The Earl is afraid of dying because his despicable, middle-class cousin will take over the estate if he doesn’t produce an heir: the protections of the upper class will also damn it.  His immortal soul is worth less than the idea that his desperate gamble might save a dying society for just a little bit longer.   While she is afraid of crossing the line between propriety and ruin, seeing herself as a young woman–not one of those pesky independent types–who has an innocent habit of reading lurid novels.  She thinks willing to sell her virginity to a dead man, hold an affair with his blessing, and live a lie in order to produce his heir, in accordance with her parents’ wishes–to do her duty–but she can’t; she’s too afraid of losing her chance for love, even though all decency and duty stands in her way.  Both of them, damned if they do, damned if they don’t, trapped by a false self-perception and fear.  That one’s a Regency, of course, with a plot ripped out of the Romantic novels of an earlier generation, i.e., Frankenstein.

Hm, the fantasy one.  She sees herself as soiled, evil, ruined–all because she’s infected with a curse, blood magic that destroyed France a century ago, inherited from her mother, who went mad and murdered with her knitting needles, and had to be struck down in the middle of a killing spree.  She fears that the curse will drag her down into her mother’s madness.  And so she lives recklessly, sleeping with a married man, stealing antiquities, dressing as a man in 19th-century French Algieria.  Playing with fire, almost hoping that she’ll be locked up or killed before she can do serious damage.  He’s a magician believes in tradition over all, even the idea that his branch of magic is an “evil” one, against the will of God.  He holds himself still, restrained, silent, dignified–fearing that his every true thought and feeling is heresy, even when they are good.  Allah punishes him for his pride in his skill, binding him to a demon who can’t shut up–can’t stop from saying all the things that he will not–or cannot.  He fears to be known, to be judged as nothing, before the will of God.  Heh.  They fight crime!
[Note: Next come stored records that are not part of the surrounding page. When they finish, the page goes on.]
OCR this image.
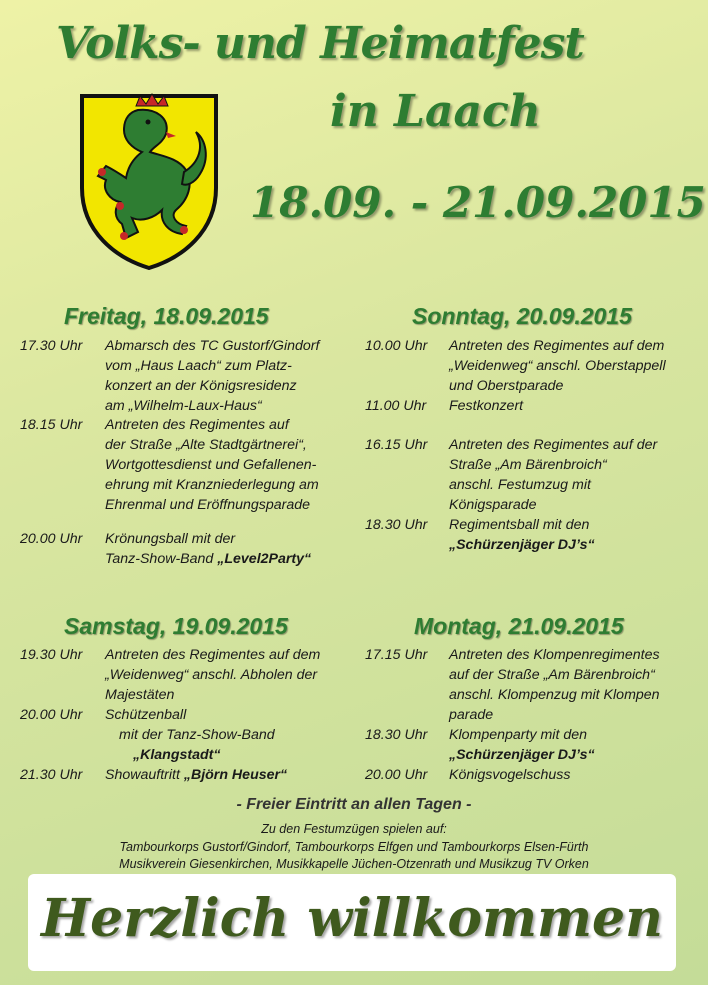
Volks- und Heimatfest
in Laach
18.09. - 21.09.2015
Freitag, 18.09.2015
17.30 Uhr Abmarsch des TC Gustorf/Gindorf
vom „Haus Laach“ zum Platz-
konzert an der Königsresidenz
am „Wilhelm-Laux-Haus“
18.15 Uhr Antreten des Regimentes auf
der Straße „Alte Stadtgärtnerei“,
Wortgottesdienst und Gefallenen-
ehrung mit Kranzniederlegung am
Ehrenmal und Eröffnungsparade
20.00 Uhr Krönungsball mit der
Tanz-Show-Band „Level2Party“
Samstag, 19.09.2015
19.30 Uhr Antreten des Regimentes auf dem
„Weidenweg“ anschl. Abholen der
Majestäten
20.00 Uhr Schützenball
mit der Tanz-Show-Band
„Klangstadt“
21.30 Uhr Showauftritt „Björn Heuser“
Sonntag, 20.09.2015
10.00 Uhr Antreten des Regimentes auf dem
„Weidenweg“ anschl. Oberstappell
und Oberstparade
11.00 Uhr Festkonzert
16.15 Uhr Antreten des Regimentes auf der
Straße „Am Bärenbroich“
anschl. Festumzug mit
Königsparade
18.30 Uhr Regimentsball mit den
„Schürzenjäger DJ’s“
Montag, 21.09.2015
17.15 Uhr Antreten des Klompenregimentes
auf der Straße „Am Bärenbroich“
anschl. Klompenzug mit Klompen
parade
18.30 Uhr Klompenparty mit den
„Schürzenjäger DJ’s“
20.00 Uhr Königsvogelschuss
- Freier Eintritt an allen Tagen -
Zu den Festumzügen spielen auf:
Tambourkorps Gustorf/Gindorf, Tambourkorps Elfgen und Tambourkorps Elsen-Fürth
Musikverein Giesenkirchen, Musikkapelle Jüchen-Otzenrath und Musikzug TV Orken
Herzlich willkommen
3 thoughts on “Fear and Character”

  1. Years ago a friend challenged me to think about what one of my characters really wanted. I was shocked to realize this was completely at odds with what the character – and I!!! – *thought* she wanted.

    Often our conscious mind will work against the subconscious, because what we truly desire is too scary, too hard, too unknown. I now intentionally look for this type of thing in my characters, and it makes them richer and deeper.

    And now both my conscious and subconscious want a cherry milkshake. 🙂

    1. Yes! That’s another way to look at it. I love that contrast, but for me–being a horror reader, maybe?–when I have a good character, I’ve dug down enough to know what makes them whimper in fear, and all the defenses they put into place then reveal themselves. “I am afraid of being who I am,” or “I am afraid of what I want” seem to be common themes with me, when things are working.